As news of her incredible delivery spread, local broadcaster ABC radio station called Calmette Hospital to send an ambulance for Ms. Chet and her newborn daughter, Ms. Noeun said.
“I request to doctors to please don’t discriminate and hate on the poor people, and please help us so that we don’t suffer,” she said.
Tuesday’s dramatic case is just one of many cases across the country where the poor are denied proper treatment when unable to pay the hospital.
In December, a 7-year-old boy died after he was refused treatment by a Banteay Meanchey hospital for a venomous snakebite, because doctors said the anti-venom in stock was being kept for volunteer students taking part in Prime Minister Hun Sen’s land-titling program.
Youk Sambath, director-general of the Ministry of Health’s finance and administrative department, condemned the hospital’s behavior on Wednesday but did not say why the midwife in question had not been completely removed from the hospital.
“We are working hard to strengthen our doctors’ morality to avoid faults like these, but this was carelessness of our doctors and staff so we will take action,” she said during a visit to Ms. Chet’s ward in Calmette.
Ms. Sambath added that she had donated a baby rocker and other necessities, as well as 2 million riel, or about $500, on behalf of Health Minister Mam Bun Heng.
“I feel a lot of regret for [this case], but as the Ministry of Health, we try not to have any problems like this because we provide a lot of training to the staff, especially to those who are delivering babies,” Ms. Sambath said.

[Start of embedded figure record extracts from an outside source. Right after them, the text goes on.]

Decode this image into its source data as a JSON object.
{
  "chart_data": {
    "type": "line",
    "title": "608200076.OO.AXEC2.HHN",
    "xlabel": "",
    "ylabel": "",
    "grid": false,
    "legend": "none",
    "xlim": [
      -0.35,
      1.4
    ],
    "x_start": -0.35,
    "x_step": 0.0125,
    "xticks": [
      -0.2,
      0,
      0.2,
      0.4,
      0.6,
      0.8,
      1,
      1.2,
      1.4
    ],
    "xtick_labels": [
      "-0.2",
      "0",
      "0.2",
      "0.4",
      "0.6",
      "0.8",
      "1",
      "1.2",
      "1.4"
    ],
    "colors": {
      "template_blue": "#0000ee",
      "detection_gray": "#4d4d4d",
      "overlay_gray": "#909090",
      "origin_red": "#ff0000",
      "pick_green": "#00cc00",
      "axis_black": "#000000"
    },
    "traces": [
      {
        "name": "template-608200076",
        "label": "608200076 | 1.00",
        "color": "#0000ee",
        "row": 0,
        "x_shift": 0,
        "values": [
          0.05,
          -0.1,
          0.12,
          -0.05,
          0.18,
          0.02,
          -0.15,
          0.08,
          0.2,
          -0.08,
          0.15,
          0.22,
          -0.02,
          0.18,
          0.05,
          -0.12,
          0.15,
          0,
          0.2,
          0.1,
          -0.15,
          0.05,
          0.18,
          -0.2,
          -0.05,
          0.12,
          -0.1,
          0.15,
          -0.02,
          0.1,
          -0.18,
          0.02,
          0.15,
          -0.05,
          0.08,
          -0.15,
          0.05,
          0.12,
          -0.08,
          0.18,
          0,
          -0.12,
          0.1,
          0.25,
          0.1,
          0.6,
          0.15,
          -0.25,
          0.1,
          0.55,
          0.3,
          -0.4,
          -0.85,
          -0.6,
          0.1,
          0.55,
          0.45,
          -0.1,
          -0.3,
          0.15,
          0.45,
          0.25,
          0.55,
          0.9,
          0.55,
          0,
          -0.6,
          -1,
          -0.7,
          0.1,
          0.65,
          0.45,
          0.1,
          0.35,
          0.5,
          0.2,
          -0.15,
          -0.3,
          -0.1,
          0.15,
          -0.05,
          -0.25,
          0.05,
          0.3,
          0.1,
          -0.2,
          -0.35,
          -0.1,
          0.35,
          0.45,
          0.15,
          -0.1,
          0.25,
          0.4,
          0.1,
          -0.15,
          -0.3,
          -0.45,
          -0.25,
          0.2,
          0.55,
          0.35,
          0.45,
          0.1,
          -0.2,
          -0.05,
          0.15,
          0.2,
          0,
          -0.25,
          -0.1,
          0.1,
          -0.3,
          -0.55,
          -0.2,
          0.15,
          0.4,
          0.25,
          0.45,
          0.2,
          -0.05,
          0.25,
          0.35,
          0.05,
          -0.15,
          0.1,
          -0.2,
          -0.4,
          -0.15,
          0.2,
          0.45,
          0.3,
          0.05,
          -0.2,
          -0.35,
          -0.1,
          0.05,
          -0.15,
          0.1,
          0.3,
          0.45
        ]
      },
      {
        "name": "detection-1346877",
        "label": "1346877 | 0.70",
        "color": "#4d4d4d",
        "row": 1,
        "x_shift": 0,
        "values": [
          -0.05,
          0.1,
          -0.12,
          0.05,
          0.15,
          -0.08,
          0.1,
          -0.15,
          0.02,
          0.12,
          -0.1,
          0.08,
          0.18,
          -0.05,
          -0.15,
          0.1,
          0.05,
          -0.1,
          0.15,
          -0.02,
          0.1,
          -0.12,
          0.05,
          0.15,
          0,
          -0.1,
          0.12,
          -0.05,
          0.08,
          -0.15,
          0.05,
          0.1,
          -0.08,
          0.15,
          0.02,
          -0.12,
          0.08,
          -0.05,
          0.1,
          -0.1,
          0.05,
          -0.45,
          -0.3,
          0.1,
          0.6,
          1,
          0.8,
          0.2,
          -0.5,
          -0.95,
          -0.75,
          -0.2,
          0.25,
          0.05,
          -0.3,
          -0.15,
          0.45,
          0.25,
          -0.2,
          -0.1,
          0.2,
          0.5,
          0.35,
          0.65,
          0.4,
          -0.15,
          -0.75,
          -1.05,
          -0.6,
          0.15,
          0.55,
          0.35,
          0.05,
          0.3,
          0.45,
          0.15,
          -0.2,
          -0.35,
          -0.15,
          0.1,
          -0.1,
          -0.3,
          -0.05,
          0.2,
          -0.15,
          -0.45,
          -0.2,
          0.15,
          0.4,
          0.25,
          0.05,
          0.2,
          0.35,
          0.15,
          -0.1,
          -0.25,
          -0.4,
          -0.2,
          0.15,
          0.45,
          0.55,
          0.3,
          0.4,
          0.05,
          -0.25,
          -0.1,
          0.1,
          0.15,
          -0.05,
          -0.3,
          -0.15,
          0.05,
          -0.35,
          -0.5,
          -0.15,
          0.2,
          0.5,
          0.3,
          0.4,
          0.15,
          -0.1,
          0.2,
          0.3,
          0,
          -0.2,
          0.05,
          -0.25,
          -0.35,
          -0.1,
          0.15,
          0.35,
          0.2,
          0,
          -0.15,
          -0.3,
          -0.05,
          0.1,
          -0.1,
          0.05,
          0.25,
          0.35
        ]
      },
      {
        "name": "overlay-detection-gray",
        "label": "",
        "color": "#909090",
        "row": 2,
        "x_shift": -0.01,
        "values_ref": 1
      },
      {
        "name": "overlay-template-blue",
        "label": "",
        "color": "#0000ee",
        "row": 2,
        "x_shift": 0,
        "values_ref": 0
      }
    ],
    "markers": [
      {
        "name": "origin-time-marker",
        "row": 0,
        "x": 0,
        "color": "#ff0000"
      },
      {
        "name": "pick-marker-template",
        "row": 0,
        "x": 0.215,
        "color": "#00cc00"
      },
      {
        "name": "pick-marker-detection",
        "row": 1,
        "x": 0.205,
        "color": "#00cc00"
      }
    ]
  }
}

Phan Phearath, director of the Samdech Euv Referral Hospital’s operational district office, said the midwife who turned Ms. Chet away, Hoeu Povpich, has been transferred to the administrative department, while eight other hospital officials have been “educated and advised” on the case. Ms. Povpich has been working as a midwife for more than 20 years, he said.
“When I asked her why she turned [Ms. Chet] away, she said that she was shocked when she saw how much blood she had and how pale she was. She was afraid that [Ms. Chet] would die, so she told her to go to another hospital,” Mr. Phearath said.
He also denied that his hospital turned away people who were poor, explaining that it often provides services before requesting payment.
“However, I recognize that there may be individual cases of midwives or doctors who might not be so good or know the rules.”
Ms. Noeun said she hoped the newborn child would be called Sen Samnang, or “extremely lucky.”
“This child has brought luck to our family,” she said. “I will call this baby Sen Samnang.”